All around the world, babies continue to be sold illegally on the black market because there is always a demand for it. Ethics aside, baby selling is an extremely lucrative business for sellers looking for personal gain.

In a phone interview with Reuters, police officer Aman Kumar said that he believes childless couples purchased at least five to six babies from that centre alone.

But as the Ranchi baby selling scandal began to slowly unfold, the Indian Child Welfare Committee (CWC) also discovered that other babies have been sold to various people in different cities for 50,000 to 70,000 rupees.

Police to Widen Investigations

Since then, authorities have sealed off the missionary’s Ranchi centre, and CWC has transferred the remaining 13 pregnant women to a different location. 

The police will continue to investigate the workings of the baby selling operation. They will also look into the number of children sold or given away in the past years. 

The head of the Jharkhand State Child Protection Society told Reuters that they suspect the home was charging at least $600 for each baby.

Police have reason to believe that if this had been a lucrative trade, then there is reason to believe that other centres may be indulging in the same activities. Authorities intend to widen investigation to put a stop to it. Senior police officer RK Mallick expects more cases will begin to pop up, as they probe deeper into the Ranchi baby selling scandal.

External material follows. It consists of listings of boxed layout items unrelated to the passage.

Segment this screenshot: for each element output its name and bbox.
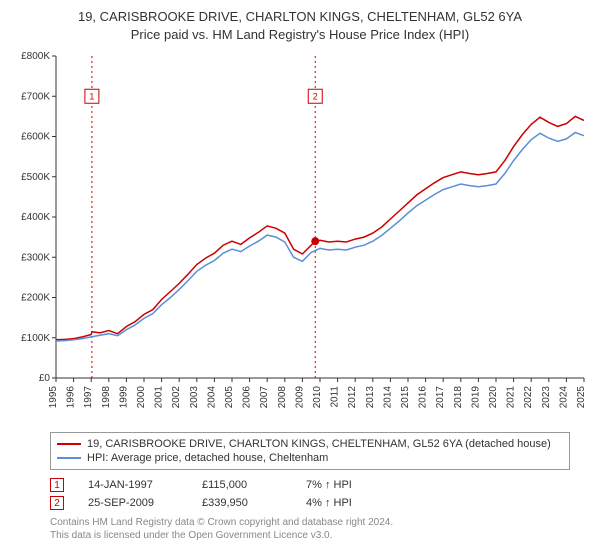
svg-text:2014: 2014 [382,386,393,409]
footer-line-2: This data is licensed under the Open Gov… [50,529,570,542]
title-line-1: 19, CARISBROOKE DRIVE, CHARLTON KINGS, C… [10,8,590,26]
svg-text:2012: 2012 [347,386,358,409]
legend: 19, CARISBROOKE DRIVE, CHARLTON KINGS, C… [50,432,570,470]
event-marker: 1 [50,478,64,492]
svg-text:1996: 1996 [66,386,77,409]
event-date: 25-SEP-2009 [88,497,178,509]
event-row: 1 14-JAN-1997 £115,000 7% ↑ HPI [50,476,570,494]
footer-attribution: Contains HM Land Registry data © Crown c… [50,516,570,542]
svg-text:2000: 2000 [136,386,147,409]
event-date: 14-JAN-1997 [88,479,178,491]
svg-text:£600K: £600K [21,132,50,143]
chart-container: 19, CARISBROOKE DRIVE, CHARLTON KINGS, C… [0,0,600,548]
svg-text:2005: 2005 [224,386,235,409]
svg-text:2022: 2022 [523,386,534,409]
svg-text:2020: 2020 [488,386,499,409]
event-pct: 4% ↑ HPI [306,497,352,509]
svg-text:£700K: £700K [21,92,50,103]
svg-text:1995: 1995 [48,386,59,409]
svg-text:2001: 2001 [154,386,165,409]
svg-text:1998: 1998 [101,386,112,409]
title-line-2: Price paid vs. HM Land Registry's House … [10,26,590,44]
svg-text:£500K: £500K [21,172,50,183]
svg-text:£400K: £400K [21,212,50,223]
svg-text:1997: 1997 [83,386,94,409]
svg-text:2011: 2011 [330,386,341,408]
event-row: 2 25-SEP-2009 £339,950 4% ↑ HPI [50,494,570,512]
svg-text:£0: £0 [39,373,51,384]
legend-swatch [57,457,81,459]
svg-text:£300K: £300K [21,253,50,264]
svg-text:1: 1 [89,92,94,102]
legend-label: HPI: Average price, detached house, Chel… [87,452,328,464]
chart-plot: £0 £100K £200K £300K £400K £500K £600K £700K £80… [10,48,590,428]
svg-text:2008: 2008 [277,386,288,409]
legend-swatch [57,443,81,445]
svg-text:2019: 2019 [470,386,481,409]
svg-text:£800K: £800K [21,51,50,62]
svg-text:2015: 2015 [400,386,411,409]
legend-item: HPI: Average price, detached house, Chel… [57,451,563,465]
svg-text:2002: 2002 [171,386,182,409]
svg-text:£100K: £100K [21,333,50,344]
event-price: £115,000 [202,479,282,491]
svg-text:2009: 2009 [294,386,305,409]
svg-text:2006: 2006 [242,386,253,409]
svg-text:2024: 2024 [558,386,569,409]
event-marker: 2 [50,496,64,510]
legend-label: 19, CARISBROOKE DRIVE, CHARLTON KINGS, C… [87,438,551,450]
event-price: £339,950 [202,497,282,509]
footer-line-1: Contains HM Land Registry data © Crown c… [50,516,570,529]
svg-text:2010: 2010 [312,386,323,409]
svg-text:2013: 2013 [365,386,376,409]
event-pct: 7% ↑ HPI [306,479,352,491]
chart-title: 19, CARISBROOKE DRIVE, CHARLTON KINGS, C… [10,8,590,44]
svg-text:2017: 2017 [435,386,446,409]
svg-text:2018: 2018 [453,386,464,409]
legend-item: 19, CARISBROOKE DRIVE, CHARLTON KINGS, C… [57,437,563,451]
svg-text:2004: 2004 [206,386,217,409]
svg-text:2023: 2023 [541,386,552,409]
line-chart-svg: £0 £100K £200K £300K £400K £500K £600K £700K £80… [10,48,590,428]
svg-text:2025: 2025 [576,386,587,409]
svg-text:2016: 2016 [418,386,429,409]
svg-text:2007: 2007 [259,386,270,409]
svg-text:2003: 2003 [189,386,200,409]
svg-text:£200K: £200K [21,293,50,304]
svg-text:1999: 1999 [118,386,129,409]
event-table: 1 14-JAN-1997 £115,000 7% ↑ HPI 2 25-SEP-2009… [50,476,570,512]
svg-text:2: 2 [313,92,318,102]
svg-text:2021: 2021 [506,386,517,409]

If convicted, those arrested will be looking at a 10-year sentence.

Although proper child adoption process is complex, parents should not resort to buying babies illegally. Doing it properly will take a bit of time because social welfare needs to carry out screening and verification. This is to ensure that only eligible parents are allowed to adopt.

It might seem easier to buy babies illegally than it is to adopt. But those shady agreements are at your own risk. You might be provided with some papers, but problems can still arise when authorities find out that the child’s birth registration is not in the system.